In Oaxaca, it is quite common to see bottles of beer placed on the altars and gravesites of the deceased during the Day of the Dead celebrations. Beer, with its effervescence and refreshing qualities, is believed to attract and welcome the back to the earthly realm. It serves as a way to quench their thirst and provide a familiar and comforting taste for the departed.

Soda, particularly popular brands like Coca-Cola, is also often included in the offerings to the deceased. The sweet and fizzy nature of soda is thought to be enticing to the spirits, as it represents a treat or indulgence that they may have enjoyed in their earthly life. It adds a touch of nostalgia and familiarity to the celebration, reminding the spirits of their past pleasures.

Juice, especially fruit juices, are another common drink consumed during the Day of the Dead. These juices symbolize the abundance of nature and the vitality of life. They are often made from local fruits such as oranges, limes, or pineapple, adding a burst of freshness and flavor to the festivities. Juices are seen as a way to nourish and invigorate the spirits, ensuring their well-being in the afterlife.

One of the most significant drinks associated with the Day of the Dead in Oaxaca is mezcal. Mezcal is a traditional Mexican spirit made from the agave plant, similar to but with a distinct smoky flavor. It is deeply ingrained in Oaxacan culture and plays a role in almost all milestones, rituals, and holidays, including the Day of the Dead.

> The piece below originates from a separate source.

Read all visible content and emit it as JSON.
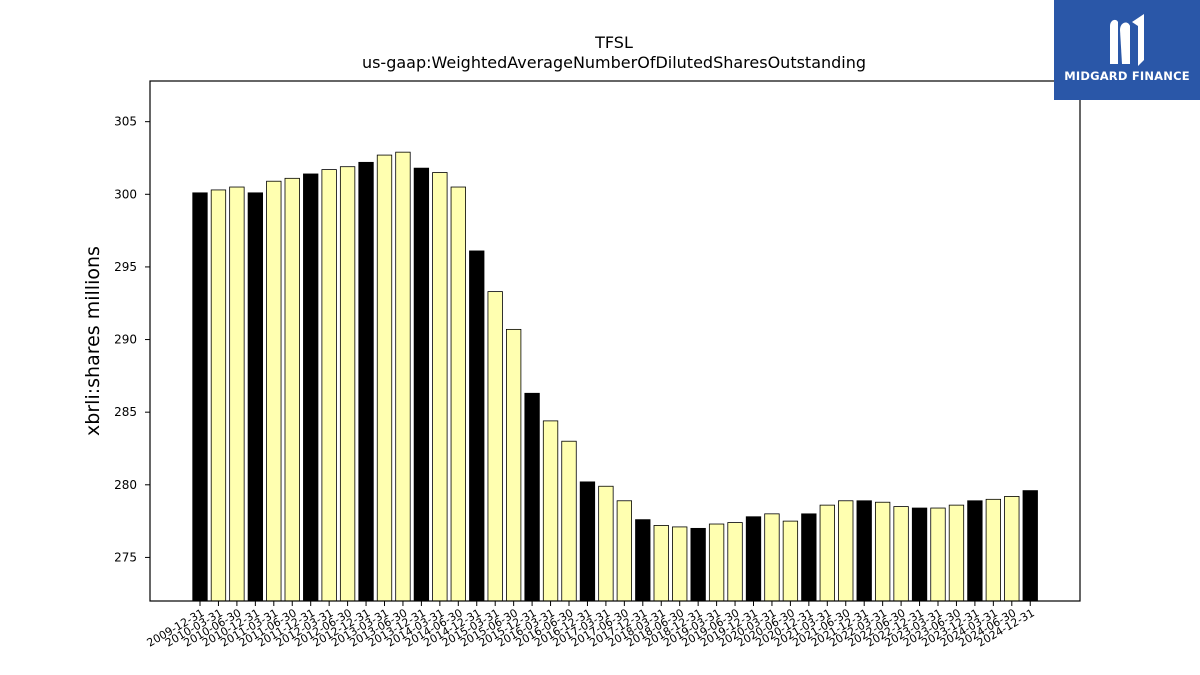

Mezcal is often offered to the departed as a way to honor their memory and share a symbolic drink with them. It is believed to have a transformative quality, helping the spirits transition between worlds and providing a connection between the living and the dead. Mezcal is typically served in small clay cups called “copitas” and is often accompanied by slices of orange and sal de gusano (worm salt) for a unique and traditional taste experience.

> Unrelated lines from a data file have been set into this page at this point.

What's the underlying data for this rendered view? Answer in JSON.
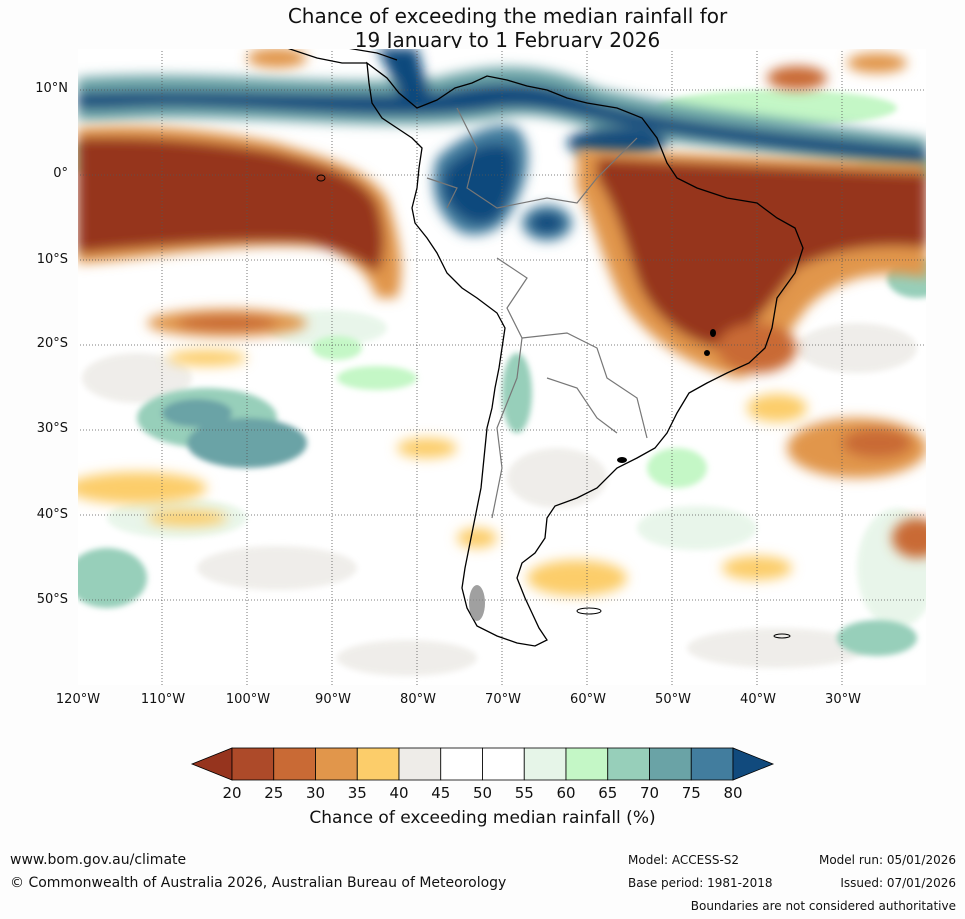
{
  "title": {
    "line1": "Chance of exceeding the median rainfall for",
    "line2": "19 January to 1 February 2026"
  },
  "map": {
    "lat_labels": [
      "10°N",
      "0°",
      "10°S",
      "20°S",
      "30°S",
      "40°S",
      "50°S"
    ],
    "lon_labels": [
      "120°W",
      "110°W",
      "100°W",
      "90°W",
      "80°W",
      "70°W",
      "60°W",
      "50°W",
      "40°W",
      "30°W"
    ]
  },
  "colorbar": {
    "ticks": [
      "20",
      "25",
      "30",
      "35",
      "40",
      "45",
      "50",
      "55",
      "60",
      "65",
      "70",
      "75",
      "80"
    ],
    "colors": [
      "#96341e",
      "#ad4a29",
      "#c96a35",
      "#e1964b",
      "#fccd6a",
      "#eeece8",
      "#ffffff",
      "#ffffff",
      "#e6f5e8",
      "#c4f7c6",
      "#97cfba",
      "#6aa3a6",
      "#427d9e",
      "#114a7d"
    ],
    "label": "Chance of exceeding median rainfall (%)"
  },
  "footer": {
    "website": "www.bom.gov.au/climate",
    "copyright": "© Commonwealth of Australia 2026, Australian Bureau of Meteorology",
    "model": "Model: ACCESS-S2",
    "base_period": "Base period: 1981-2018",
    "model_run": "Model run: 05/01/2026",
    "issued": "Issued: 07/01/2026",
    "disclaimer": "Boundaries are not considered authoritative"
  }
}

Personally, I have had the opportunity to witness and participate in Day of the Dead celebrations in Oaxaca. The vibrant colors, elaborate altars, and the aroma of mezcal in the air create a truly enchanting atmosphere. I have seen families gather around the gravesites of their loved ones, sharing stories, laughter, and raising their in a toast to honor their memory.

The drinks consumed during the Day of the Dead in Oaxaca, Mexico, hold deep cultural and symbolic significance. Beer, soda, juice, and mezcal are all offered to the departed as a way to entice them back to the earthly realm and honor their memory. These drinks not only provide nourishment and refreshment but also serve as a means to strengthen the connection between the living and the dead during this meaningful celebration.